Arguably my greatest prank involved
Mr. Nimoy. By the end of our first season, we had forged our own bonds. We had become united—mostly against the production company and the network. Leonard and I had worked out our differences, and while we hadn’t yet become friends, we certainly were getting along. So it was a ripe time for me to instigate. The soundstage on which we worked was quite a distance from the studio commissary. As we only got a half-hour break for lunch, when it was time, we all raced to get there as rapidly as possible. Often, there was a long line being served lunch, a line that moved slowly, so if you were on the end of that line, there was a chance you would go hungry that day.
I had been on the track team in school. I was pretty fast, especially for an actor. Leonard was less athletic than I was, and although he had long legs, he did not move nearly as fast. Perhaps those ears caught the wind and held him back. But the result was that I got my lunch every day, and sometimes Leonard did not. But Leonard was a very resourceful man; he figured things out. One day, lunch was called, and I dashed outside and started running—and seconds later Leonard came speeding past me on a bicycle, leaving me far behind. When I got to the commissary, he was already being served—and my memory is that he looked at me triumphantly. He later described it as “the logical thing to do.” But it was a victory that could not be allowed to stand.

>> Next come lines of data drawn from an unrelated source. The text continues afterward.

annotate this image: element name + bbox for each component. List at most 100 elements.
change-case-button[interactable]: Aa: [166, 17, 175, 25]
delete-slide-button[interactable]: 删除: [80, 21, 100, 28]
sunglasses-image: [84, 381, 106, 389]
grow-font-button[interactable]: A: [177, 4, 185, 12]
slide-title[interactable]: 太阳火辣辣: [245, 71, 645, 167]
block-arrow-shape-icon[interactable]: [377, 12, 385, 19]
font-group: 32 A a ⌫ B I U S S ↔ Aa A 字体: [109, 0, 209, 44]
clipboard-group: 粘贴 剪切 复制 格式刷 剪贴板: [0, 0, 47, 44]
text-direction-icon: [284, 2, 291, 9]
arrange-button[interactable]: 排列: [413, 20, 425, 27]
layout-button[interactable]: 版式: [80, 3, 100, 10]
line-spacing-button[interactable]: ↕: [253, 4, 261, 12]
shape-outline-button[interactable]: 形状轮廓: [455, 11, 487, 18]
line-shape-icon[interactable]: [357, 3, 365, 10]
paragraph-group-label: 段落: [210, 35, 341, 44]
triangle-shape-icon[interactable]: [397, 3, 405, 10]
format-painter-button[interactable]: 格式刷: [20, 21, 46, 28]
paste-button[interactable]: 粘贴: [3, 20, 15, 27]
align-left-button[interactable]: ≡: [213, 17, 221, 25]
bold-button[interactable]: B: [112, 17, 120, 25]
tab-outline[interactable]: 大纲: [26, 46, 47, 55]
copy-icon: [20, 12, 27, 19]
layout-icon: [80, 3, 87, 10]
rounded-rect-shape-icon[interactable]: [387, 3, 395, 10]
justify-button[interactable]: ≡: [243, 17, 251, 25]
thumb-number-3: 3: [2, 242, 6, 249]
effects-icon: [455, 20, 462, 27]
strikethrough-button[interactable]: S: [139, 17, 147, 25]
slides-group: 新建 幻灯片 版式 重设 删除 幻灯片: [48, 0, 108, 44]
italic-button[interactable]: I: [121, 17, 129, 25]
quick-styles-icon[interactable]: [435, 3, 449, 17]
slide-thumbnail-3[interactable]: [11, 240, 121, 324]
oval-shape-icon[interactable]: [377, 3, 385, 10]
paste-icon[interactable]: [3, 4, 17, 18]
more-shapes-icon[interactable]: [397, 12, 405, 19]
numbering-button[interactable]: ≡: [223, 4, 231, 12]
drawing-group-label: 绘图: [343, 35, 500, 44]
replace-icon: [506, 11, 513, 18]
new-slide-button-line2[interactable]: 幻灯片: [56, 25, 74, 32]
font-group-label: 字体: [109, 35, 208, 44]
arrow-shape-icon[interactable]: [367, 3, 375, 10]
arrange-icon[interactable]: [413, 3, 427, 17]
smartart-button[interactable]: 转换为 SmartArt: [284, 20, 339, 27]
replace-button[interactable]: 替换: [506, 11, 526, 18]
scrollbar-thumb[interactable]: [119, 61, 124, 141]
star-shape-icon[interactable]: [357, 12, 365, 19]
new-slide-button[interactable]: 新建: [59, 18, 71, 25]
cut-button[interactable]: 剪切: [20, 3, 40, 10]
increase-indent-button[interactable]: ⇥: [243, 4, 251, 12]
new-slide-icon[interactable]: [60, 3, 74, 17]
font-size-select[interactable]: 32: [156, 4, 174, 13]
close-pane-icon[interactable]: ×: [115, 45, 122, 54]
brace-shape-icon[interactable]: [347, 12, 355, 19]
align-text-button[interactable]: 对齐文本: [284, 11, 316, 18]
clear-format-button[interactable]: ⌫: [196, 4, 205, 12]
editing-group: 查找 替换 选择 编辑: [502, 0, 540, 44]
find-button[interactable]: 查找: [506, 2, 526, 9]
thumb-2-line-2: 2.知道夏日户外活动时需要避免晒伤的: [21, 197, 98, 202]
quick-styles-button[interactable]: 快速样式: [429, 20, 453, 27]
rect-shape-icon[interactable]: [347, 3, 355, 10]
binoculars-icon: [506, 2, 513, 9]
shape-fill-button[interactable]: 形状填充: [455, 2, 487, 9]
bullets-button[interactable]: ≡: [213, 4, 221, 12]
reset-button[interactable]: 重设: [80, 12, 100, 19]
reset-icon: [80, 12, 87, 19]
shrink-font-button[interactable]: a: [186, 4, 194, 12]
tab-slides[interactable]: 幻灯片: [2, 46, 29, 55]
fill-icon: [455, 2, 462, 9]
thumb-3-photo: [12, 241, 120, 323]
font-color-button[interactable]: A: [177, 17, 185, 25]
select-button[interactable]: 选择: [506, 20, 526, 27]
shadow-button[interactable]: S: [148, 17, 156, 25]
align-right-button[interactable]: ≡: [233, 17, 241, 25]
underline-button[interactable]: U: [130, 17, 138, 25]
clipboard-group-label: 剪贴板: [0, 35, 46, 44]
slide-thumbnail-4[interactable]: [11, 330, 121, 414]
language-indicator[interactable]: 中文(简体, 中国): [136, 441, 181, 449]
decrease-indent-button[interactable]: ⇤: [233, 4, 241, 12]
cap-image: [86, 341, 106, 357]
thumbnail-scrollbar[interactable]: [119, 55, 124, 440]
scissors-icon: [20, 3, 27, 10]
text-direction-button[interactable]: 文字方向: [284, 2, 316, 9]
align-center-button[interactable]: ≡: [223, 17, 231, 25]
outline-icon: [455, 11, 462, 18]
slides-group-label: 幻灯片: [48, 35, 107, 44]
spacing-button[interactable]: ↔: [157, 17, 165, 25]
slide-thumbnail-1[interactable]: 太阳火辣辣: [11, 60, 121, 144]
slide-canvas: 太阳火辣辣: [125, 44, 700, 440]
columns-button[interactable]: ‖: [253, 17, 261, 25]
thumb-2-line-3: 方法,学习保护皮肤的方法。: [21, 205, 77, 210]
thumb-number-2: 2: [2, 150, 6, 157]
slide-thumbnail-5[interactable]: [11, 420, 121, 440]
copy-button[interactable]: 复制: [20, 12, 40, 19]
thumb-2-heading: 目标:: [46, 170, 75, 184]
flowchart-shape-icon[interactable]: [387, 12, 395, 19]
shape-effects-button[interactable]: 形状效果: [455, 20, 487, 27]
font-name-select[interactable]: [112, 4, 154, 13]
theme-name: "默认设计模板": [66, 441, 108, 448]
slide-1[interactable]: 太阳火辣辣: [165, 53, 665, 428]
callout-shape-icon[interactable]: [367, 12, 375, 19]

I felt he had showed a disregard for the unspoken rules of fair play by employing mechanical means. His bike was easy to find; he had written his name on it in large letters. With the assistance of other members of the cast and crew, who also did not like to be outsmarted or outsprinted, we tied a rope to his bike and hoisted it into the rafters. Two electricians trained spotlights on it. At lunchtime, he dashed outside—to discover his bike was gone. When he complained, I suggested, “Come back inside and turn your head to the heavens. Look to the stars!” And so he looked up and saw his bike in the flies of the stage. Everybody was laughing. Well, okay, not quite everybody.